Now, you may think that it’s not possible that your chest and shoulders are “overdeveloped” because they’re still small, but you have to keep in mind that everything is relative.
When I say that your chest and front shoulders are overdeveloped, I mean that they’re overdeveloped compared to your back and back shoulders.
You see… Most people who have done sports or any kind of gym program, have most likely done a lot of pushing exercises such as bench presses and push ups, but not so many pulling exercises such as pull ups and deadlifts.
Now, keep in mind that when you train a muscle you shorten it and make it tight, so if you have been doing a lot of push ups or bench presses in your past without so many pulling movements such as pull ups and deadlifts, you most likely have tight and overdeveloped front shoulders and chest.
The fix for this is simple: stretch the chest and shoulder and strengthen your back.
For the purpose of stretching your chest and shoulders, I have implemented 2 stretches:
- Arm-over-head-shoulder-stretch.
- Standing chest stretch.
These take just 2 minutes to do, and should be done even if you don’t have overdeveloped front shoulders and chest since they will prevent potential injuries from the pushing part of your program.

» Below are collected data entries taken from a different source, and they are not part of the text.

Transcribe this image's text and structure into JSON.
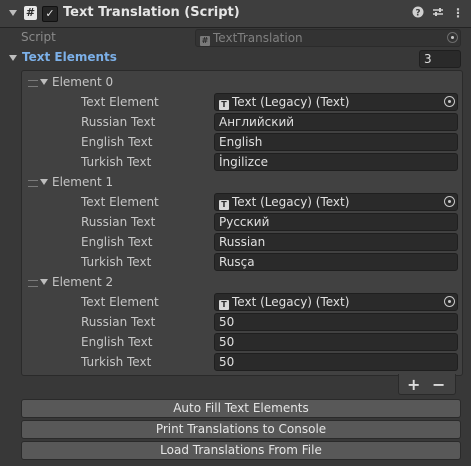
{
  "header": {
    "title": "Text Translation (Script)",
    "icons": [
      "help-icon",
      "presets-icon",
      "more-menu-icon"
    ],
    "enabled": true
  },
  "script_field": {
    "label": "Script",
    "value": "TextTranslation"
  },
  "array": {
    "label": "Text Elements",
    "count": "3",
    "elements": [
      {
        "title": "Element 0",
        "fields": [
          {
            "label": "Text Element",
            "value": "Text (Legacy) (Text)"
          },
          {
            "label": "Russian Text",
            "value": "Английский"
          },
          {
            "label": "English Text",
            "value": "English"
          },
          {
            "label": "Turkish Text",
            "value": "İngilizce"
          }
        ]
      },
      {
        "title": "Element 1",
        "fields": [
          {
            "label": "Text Element",
            "value": "Text (Legacy) (Text)"
          },
          {
            "label": "Russian Text",
            "value": "Русский"
          },
          {
            "label": "English Text",
            "value": "Russian"
          },
          {
            "label": "Turkish Text",
            "value": "Rusça"
          }
        ]
      },
      {
        "title": "Element 2",
        "fields": [
          {
            "label": "Text Element",
            "value": "Text (Legacy) (Text)"
          },
          {
            "label": "Russian Text",
            "value": "50"
          },
          {
            "label": "English Text",
            "value": "50"
          },
          {
            "label": "Turkish Text",
            "value": "50"
          }
        ]
      }
    ],
    "add_label": "+",
    "remove_label": "−"
  },
  "buttons": {
    "auto_fill": "Auto Fill Text Elements",
    "print": "Print Translations to Console",
    "load": "Load Translations From File"
  },
  "colors": {
    "background": "#383838",
    "header": "#3e3e3e",
    "field": "#2a2a2a",
    "accent_label": "#7cb0e8",
    "button": "#585858"
  }
}
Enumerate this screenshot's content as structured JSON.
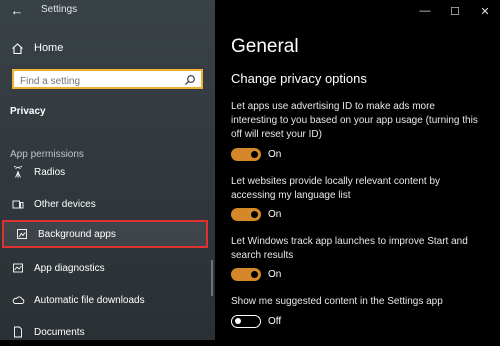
{
  "window": {
    "title": "Settings",
    "minimize_icon": "minimize-icon",
    "maximize_icon": "maximize-icon",
    "close_icon": "close-icon"
  },
  "sidebar": {
    "home_label": "Home",
    "search_placeholder": "Find a setting",
    "section_title": "Privacy",
    "group_header": "App permissions",
    "items": [
      {
        "label": "Radios",
        "icon": "radio-icon"
      },
      {
        "label": "Other devices",
        "icon": "devices-icon"
      },
      {
        "label": "Background apps",
        "icon": "background-apps-icon",
        "selected": true
      },
      {
        "label": "App diagnostics",
        "icon": "diagnostics-icon"
      },
      {
        "label": "Automatic file downloads",
        "icon": "cloud-icon"
      },
      {
        "label": "Documents",
        "icon": "document-icon"
      }
    ]
  },
  "main": {
    "title": "General",
    "subtitle": "Change privacy options",
    "options": [
      {
        "description": "Let apps use advertising ID to make ads more interesting to you based on your app usage (turning this off will reset your ID)",
        "state": "On",
        "on": true
      },
      {
        "description": "Let websites provide locally relevant content by accessing my language list",
        "state": "On",
        "on": true
      },
      {
        "description": "Let Windows track app launches to improve Start and search results",
        "state": "On",
        "on": true
      },
      {
        "description": "Show me suggested content in the Settings app",
        "state": "Off",
        "on": false
      }
    ]
  },
  "colors": {
    "accent": "#d4882a",
    "selection_border": "#e03131",
    "search_border": "#f0b132"
  }
}
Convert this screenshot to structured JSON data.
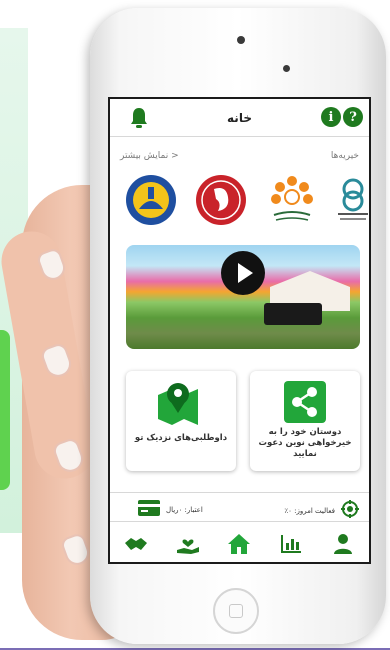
{
  "header": {
    "title": "خانه"
  },
  "info_icon_glyph": "i",
  "help_icon_glyph": "?",
  "charities_section": {
    "show_more": "نمایش بیشتر >",
    "title": "خیریه‌ها"
  },
  "cards": [
    {
      "label": "داوطلبی‌های نزدیک تو",
      "icon": "map-pin-icon"
    },
    {
      "label": "دوستان خود را به خیرخواهی نوین دعوت نمایید",
      "icon": "share-icon"
    }
  ],
  "status": {
    "credit": "اعتبار: ۰ریال",
    "activity": "فعالیت امروز: ۰٪"
  },
  "bottom_nav": [
    {
      "icon": "handshake-icon"
    },
    {
      "icon": "hand-heart-icon"
    },
    {
      "icon": "home-icon"
    },
    {
      "icon": "chart-icon"
    },
    {
      "icon": "user-icon"
    }
  ],
  "colors": {
    "accent": "#1f7a1f",
    "bright_green": "#22a63a"
  }
}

To strengthen your back, your program has pull ups (more on that in the next section).
The goals of Phase 1:
Phase 1 is about achieving the following 3 goals:
- 12% body-fat. (If you’re already quite lean we will just maintain your weight while working towards the other goals).
- 15 pull ups with perfect form.
- Full squat position.
Achieving these 3 goals should take about 4-6 months depending on factors such as starting point, age, response to training and diet and discipline.
Expectations For Phase 1
When some of you start my program you expect to start seeing incredible results right off the bat, but this won’t be the case if you’re in Phase 1 clients and now I’ll explain why…
When you start your transformation you have to invest 3-6 months into developing a solid foundation that enables you to make huge progress down the line.
You have to lose fat, build up some basic strength and mobility and optimise your hormones after years of bad habits. These things take time.
Besides that, when you start your fat loss you will start out looking worse since you most often lose fat in the “wrong places” such as your arms and shoulders and only at the end do you see the fat on your waist and hips shred off.
You can also potentially lose some muscular fullness during Phase 1 since you’re in a caloric deficit, so that combined with losing fat in the “wrong” places is a terrible combination. This small muscle loss is nothing to worry about though since that muscle will be re-gained in a matter of weeks once you enter Phase 2, so don’t worry about muscle loss!